An n8n workflow that triggers an AI agent, which calls an MCP server, which writes to a database, which triggers a notification pipeline: that is multi-tool orchestration. That is hyperautomation in the original Gartner sense. Teams building these workflows today call them AI automations, agentic pipelines, or just workflows. The category label they avoid is the one that used to describe exactly this pattern.
What Operators Are Actually Building Today
Look at what mid-market and smaller teams are shipping, and the architecture is recognisable. A typical operator stack today looks like this:
Orchestration layer
n8n, Make, or Zapier handle the workflow choreography. Events trigger flows, flows invoke services, services report back. Licensing starts in the tens of dollars per month.
Reasoning layer
An LLM-powered agent handles classification, extraction, and decision-making. Claude, GPT, or Gemini, exposed either through direct API or through a platform like Vellum or LangGraph.
Integration layer
MCP servers and direct API calls replace the enterprise iPaaS tier. Where a large enterprise would have bought Mulesoft, a small team runs a handful of MCP servers against their own systems.
Storage and state
Supabase, Postgres, or a combination of cloud services hold state between workflow steps.
Observability
Lightweight logging and evaluation frameworks catch regressions before they hit production. Full observability stacks are emerging but still shallow compared to traditional application monitoring.
This stack maps one-for-one onto the original Gartner taxonomy: discovery, extraction, decision, execution, notification. The cost is two to three orders of magnitude lower than the enterprise equivalent.
What changed is the accessibility. The stack above fits the budget of a 10-person ops team. It fits the technical capability of a founder with a weekend and an API key.
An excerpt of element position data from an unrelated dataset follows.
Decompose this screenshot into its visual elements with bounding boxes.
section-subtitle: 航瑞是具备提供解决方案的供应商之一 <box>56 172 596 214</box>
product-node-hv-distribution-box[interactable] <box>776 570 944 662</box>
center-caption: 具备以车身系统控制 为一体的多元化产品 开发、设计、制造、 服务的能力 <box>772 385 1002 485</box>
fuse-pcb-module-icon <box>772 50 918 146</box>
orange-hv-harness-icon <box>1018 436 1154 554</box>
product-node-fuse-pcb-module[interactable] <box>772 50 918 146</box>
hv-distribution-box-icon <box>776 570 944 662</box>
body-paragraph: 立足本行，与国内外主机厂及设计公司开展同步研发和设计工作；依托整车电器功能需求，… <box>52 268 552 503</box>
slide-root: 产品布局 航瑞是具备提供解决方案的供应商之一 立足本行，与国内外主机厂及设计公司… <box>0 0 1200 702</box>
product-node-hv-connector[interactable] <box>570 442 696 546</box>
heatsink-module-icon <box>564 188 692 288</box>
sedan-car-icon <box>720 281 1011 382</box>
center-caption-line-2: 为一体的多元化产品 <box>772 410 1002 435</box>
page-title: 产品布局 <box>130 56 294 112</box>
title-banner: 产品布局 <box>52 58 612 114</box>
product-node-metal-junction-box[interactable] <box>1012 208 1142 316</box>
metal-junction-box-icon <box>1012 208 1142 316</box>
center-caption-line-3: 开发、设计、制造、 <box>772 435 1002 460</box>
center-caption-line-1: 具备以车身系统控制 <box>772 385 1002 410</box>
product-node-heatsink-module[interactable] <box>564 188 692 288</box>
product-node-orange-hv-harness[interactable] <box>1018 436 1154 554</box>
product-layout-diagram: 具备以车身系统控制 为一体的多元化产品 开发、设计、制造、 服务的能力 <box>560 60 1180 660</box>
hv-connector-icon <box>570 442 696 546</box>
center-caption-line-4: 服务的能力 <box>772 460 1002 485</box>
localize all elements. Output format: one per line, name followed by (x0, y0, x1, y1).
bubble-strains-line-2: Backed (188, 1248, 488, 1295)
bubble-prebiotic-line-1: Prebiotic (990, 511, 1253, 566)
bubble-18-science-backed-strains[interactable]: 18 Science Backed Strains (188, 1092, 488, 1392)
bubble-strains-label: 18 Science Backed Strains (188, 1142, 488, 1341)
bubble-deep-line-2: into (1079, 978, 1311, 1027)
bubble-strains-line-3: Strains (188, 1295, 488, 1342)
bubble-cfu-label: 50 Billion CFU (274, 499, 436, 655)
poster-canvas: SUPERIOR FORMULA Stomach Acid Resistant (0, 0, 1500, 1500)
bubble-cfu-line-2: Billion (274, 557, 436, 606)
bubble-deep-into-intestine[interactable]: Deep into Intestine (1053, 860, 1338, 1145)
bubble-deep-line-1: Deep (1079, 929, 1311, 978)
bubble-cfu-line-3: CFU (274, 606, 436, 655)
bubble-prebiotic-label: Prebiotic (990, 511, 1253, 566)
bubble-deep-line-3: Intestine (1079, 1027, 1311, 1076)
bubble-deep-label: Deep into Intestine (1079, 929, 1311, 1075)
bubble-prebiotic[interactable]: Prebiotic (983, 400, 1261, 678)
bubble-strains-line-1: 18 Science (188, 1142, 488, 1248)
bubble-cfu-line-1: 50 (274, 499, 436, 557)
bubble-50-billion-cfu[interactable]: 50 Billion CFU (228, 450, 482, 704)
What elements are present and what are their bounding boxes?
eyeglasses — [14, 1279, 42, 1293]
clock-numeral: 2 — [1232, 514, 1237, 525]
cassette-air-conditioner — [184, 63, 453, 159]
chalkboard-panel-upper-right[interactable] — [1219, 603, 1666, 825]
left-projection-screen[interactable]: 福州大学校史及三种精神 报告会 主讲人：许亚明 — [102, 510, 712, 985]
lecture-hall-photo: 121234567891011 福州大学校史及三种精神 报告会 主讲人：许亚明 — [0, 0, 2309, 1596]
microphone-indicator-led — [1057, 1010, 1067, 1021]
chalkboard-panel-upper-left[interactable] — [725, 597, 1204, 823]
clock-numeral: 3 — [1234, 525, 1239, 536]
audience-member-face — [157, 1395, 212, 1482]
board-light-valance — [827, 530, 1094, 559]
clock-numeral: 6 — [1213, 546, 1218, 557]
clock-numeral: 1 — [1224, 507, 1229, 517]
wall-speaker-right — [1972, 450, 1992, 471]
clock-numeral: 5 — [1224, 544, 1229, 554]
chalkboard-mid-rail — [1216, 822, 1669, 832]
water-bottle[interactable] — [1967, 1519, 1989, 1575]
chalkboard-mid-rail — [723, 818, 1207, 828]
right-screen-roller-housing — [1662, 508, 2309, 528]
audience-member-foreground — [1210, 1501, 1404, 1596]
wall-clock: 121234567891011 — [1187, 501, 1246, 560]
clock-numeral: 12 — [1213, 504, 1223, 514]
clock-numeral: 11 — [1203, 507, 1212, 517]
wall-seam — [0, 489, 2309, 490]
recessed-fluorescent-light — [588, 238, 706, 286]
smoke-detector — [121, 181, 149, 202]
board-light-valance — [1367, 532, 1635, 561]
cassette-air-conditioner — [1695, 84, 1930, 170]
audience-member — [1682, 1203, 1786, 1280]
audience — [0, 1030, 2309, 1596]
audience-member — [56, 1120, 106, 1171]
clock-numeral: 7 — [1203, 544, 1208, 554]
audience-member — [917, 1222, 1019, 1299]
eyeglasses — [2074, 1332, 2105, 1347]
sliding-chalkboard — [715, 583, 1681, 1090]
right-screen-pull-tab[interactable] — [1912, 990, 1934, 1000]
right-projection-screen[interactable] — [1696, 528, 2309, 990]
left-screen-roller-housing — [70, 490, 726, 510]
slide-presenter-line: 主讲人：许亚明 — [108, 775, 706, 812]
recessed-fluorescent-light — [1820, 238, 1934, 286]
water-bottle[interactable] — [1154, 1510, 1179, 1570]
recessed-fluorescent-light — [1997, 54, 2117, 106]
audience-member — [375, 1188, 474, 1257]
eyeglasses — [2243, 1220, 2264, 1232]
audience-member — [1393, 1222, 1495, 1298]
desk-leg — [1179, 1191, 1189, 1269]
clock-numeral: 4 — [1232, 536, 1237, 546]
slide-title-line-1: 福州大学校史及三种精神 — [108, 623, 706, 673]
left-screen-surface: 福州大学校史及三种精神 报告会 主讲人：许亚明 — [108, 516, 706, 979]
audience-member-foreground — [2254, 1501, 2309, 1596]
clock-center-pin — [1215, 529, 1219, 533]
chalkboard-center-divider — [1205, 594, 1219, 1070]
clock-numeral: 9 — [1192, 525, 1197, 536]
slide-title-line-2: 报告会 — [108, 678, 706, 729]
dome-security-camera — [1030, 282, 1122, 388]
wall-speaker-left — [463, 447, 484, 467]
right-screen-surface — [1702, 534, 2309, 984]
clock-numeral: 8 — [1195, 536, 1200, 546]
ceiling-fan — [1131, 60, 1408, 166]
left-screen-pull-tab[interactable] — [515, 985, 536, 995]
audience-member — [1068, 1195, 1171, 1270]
The democratisation of end-to-end automation, which was the original hyperautomation promise, is happening now, delivered by a category that avoids the word.
Conclusion: The Label Faded. The Architecture Won.
Hyperautomation as a vendor category is in decline because its public face, RPA, became the least interesting part of the stack. Hyperautomation as an architectural principle is thriving because agentic AI made the multi-technology orchestration it always described achievable at a scale and price point the original packaging was structured to exclude.
The useful question for operators today is whether your stack does the thing hyperautomation was supposed to do. If events trigger workflows, if workflows invoke reasoning, if reasoning routes to integrations, and if integrations execute in the systems where work actually happens, you are running a hyperautomation stack. You just picked better components than the 2020 reference architecture offered.
The architectural principle has always been the valuable part. The label was always a marketing device. One of those two things faded.